Chargé de cours Dr Guillaume KOUASSI, Enseignant-chercheur, kouassiguillaume96@gmail.com

Introduction générale
Le travail est un effort individuel ou collectif, physique ou intellectuel, conscient, délibéré,
créatif, professionnel ou non, dont le but tend à la concrétisation d’un projet, d’une idée - ou
d’un ensemble de projets et d’idées -ne donnant pas nécessairement lieu à un résultat abouti,
mais ayant leur finalité, et dont la rétribution, s’il en est une, peut être morale ou matérielle.
L’économie du travail étudie l’ensemble des comportements et des transactions associées à une
activité professionnelle. Elle accorde une chance particulière à l’échange de services du travail
contre un salaire. La relation salariale qui s’établit est une relation marchande qui traduit
l’échange d’un service du travail contre le paiement d’un salaire.

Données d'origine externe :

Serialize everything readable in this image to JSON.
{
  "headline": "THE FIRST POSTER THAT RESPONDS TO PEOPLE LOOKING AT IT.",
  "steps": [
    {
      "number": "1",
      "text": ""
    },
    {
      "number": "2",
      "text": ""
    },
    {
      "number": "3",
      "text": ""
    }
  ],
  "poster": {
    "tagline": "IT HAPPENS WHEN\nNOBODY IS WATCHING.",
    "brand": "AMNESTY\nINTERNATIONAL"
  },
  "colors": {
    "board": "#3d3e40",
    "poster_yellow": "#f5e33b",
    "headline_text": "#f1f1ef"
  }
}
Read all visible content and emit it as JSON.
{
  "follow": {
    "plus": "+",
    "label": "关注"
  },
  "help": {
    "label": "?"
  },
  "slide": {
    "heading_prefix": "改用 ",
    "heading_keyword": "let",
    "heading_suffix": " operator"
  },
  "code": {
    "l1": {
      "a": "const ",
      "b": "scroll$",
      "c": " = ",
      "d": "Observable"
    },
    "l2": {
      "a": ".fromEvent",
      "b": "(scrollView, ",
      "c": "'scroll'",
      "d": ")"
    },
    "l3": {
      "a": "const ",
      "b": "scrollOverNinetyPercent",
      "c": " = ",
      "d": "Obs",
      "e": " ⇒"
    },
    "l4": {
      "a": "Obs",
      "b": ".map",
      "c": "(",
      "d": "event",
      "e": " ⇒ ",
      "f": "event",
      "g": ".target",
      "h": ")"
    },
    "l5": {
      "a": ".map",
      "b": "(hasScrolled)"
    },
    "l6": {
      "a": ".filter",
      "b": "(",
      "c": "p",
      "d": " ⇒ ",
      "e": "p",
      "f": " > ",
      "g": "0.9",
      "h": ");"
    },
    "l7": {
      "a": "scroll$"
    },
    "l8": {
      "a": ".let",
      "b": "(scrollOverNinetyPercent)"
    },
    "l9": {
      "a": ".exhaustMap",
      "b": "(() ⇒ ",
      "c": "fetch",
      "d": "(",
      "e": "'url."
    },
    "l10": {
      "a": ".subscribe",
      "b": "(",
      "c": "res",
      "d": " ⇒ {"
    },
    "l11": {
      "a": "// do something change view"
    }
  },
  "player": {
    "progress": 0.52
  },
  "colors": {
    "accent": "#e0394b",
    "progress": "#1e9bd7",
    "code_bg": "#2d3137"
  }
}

Elle peut être analysée grâce
aux outils de la science économique à partir de deux postulats: la rareté des ressources et la
rationalité des agents.
Cette branche de la science économique s’intéresse en amont de cet échange, aux
comportements d’offre et de travail émanant de la population et ceux de la demande de travail
émanant des entreprises. Parmi les comportements relatifs à l’offre de travail, l’économie du
travail s’intéresse notamment à la question de l’éducation et de la formation continue, des
comportements de migration, mais à la démographie. En cela, le champ de l’économie du travail
recoupe ceux de l’économie de l’éducation, de la démographie et des sciences de population et
de la famille. Les principaux acteurs en économie du travail sont les individus et les ménages
d’une part et les entreprises d’autre part. D’autres acteurs jouent cependant un rôle essentiel. Il
s’agit des partenaires sociaux (les représentants des travailleurs et du patronat) et l’Etat en tant
en tant que régulateur des échanges (par la législation du travail) et responsable de nombreux
mécanisme (enseignement obligatoire, système d’assurance, etc.).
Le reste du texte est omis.